Evidentemente sarebbe facile registrarne tutte le caratteristiche anticattoliche per rivendicarlo al presupposto luterano, per il fatto che la qualificazione protestante dipende dall’eliminazione della mediazione istituzionale della chiesa tra Dio e l’uomo, lasciato in solitudine di fronte alla realtà della morte. Sennonché la tradizione protestante può vantare una propria ‘iconografia’ musicale storica, che attraverso Bach ha trasmesso i suoi modelli. Gli oratori di Mendelssohn sono ad esempio lì a dimostrare come la prospettiva luterana si imponesse nel riferimento al patrimonio di una storia musicale resa antica nei nomi di Bach e di Händel. Con Brahms il salto di qualità è un altro ed è quello di un artista che prende coscienza di non potersi più affidare alla tradizione per dar voce alla meditazione sulla morte, ma di dovervi rispondere con un atto individuale, responsabile solo di fronte a se stesso. La scelta dei testi è sintomatica: la loro provenienza è evangelica e biblica, ma il discorso che sottendono prescinde da qualsiasi formalizzazione concettuale protestante sedimentata nella tradizione per presentarsi come un messaggio individuale, di sentimento di epurazione di fronte a un’idea di morte accolta con candida gioia, come testimonianza soggettiva di un’esperienza che non abbisogna di conferme nella consuetudine per giustificarsi.

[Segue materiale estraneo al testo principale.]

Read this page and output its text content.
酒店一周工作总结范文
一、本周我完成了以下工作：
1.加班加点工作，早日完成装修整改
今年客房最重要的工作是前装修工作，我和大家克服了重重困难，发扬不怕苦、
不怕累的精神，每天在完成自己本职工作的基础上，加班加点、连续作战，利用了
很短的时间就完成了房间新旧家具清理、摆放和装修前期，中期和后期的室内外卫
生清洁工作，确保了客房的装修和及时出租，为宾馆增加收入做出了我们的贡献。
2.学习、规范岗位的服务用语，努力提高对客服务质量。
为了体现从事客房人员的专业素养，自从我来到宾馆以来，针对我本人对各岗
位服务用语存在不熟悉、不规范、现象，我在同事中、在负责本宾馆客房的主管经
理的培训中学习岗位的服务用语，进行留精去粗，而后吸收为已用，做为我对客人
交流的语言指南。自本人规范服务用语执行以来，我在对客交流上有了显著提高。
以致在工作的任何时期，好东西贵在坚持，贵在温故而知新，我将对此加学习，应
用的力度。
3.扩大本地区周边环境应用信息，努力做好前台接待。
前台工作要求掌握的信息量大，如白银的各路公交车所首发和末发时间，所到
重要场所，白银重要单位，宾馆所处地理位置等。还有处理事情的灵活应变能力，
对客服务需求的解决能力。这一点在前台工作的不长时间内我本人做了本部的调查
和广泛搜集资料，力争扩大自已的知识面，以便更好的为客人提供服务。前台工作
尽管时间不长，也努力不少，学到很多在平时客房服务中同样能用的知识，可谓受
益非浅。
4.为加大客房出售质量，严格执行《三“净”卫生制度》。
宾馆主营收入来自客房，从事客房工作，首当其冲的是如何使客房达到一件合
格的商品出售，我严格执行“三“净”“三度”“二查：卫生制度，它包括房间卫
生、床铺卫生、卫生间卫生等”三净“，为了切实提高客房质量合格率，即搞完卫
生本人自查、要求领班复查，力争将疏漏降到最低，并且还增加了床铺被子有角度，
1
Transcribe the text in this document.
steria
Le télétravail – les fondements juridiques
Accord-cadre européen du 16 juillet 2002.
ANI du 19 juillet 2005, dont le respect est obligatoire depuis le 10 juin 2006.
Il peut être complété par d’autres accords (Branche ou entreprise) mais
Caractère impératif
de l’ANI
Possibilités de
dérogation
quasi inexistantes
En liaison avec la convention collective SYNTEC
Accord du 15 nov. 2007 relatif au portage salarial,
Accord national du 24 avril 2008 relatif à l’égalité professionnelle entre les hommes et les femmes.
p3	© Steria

In campo luterano non vigono regole liturgiche pari, per severità, a quelle imposte alla pratica musicale cattolica nel rispetto dei testi canonici. Le cantate di Bach ci dimostrano quale spazio di ricerca personale fosse concesso agli artisti nell’individuazione del rispettivo messaggio spirituale. In Bach domina tuttavia il corale, che agisce come un punto fermo, come faro in una situazione di libero corso espressivo controllato dalla disciplina del richiamo al canto della comunità orante, immutabile nella sua dimensione di valore assoluto.
In Brahms tale dimensione è superata. Bach vi è sotteso, e profondamente, ma si tratta del Bach dei grandi affreschi corali, del vasto respiro polifonico, della costruzione di uno spazio di suoni capaci di sprigionare l’energia dell’universo in forme grandiose. Ma di Bach non c’è il corale. È vero che, più dei solisti (soprano e basso), è il coro nel Requiem tedesco a spiccare; chiamato tuttavia a sostenere il ruolo non in nome della coscienza collettiva (che nel corale avrebbe dovuto trovare la propria metafora) ma di quella individuale, solitaria e arresa al senso di impotenza di fronte alla morte, che l’enormità dell’apparato espressivo rende ancor più fragile nella relatività della propria soggettiva costituzione.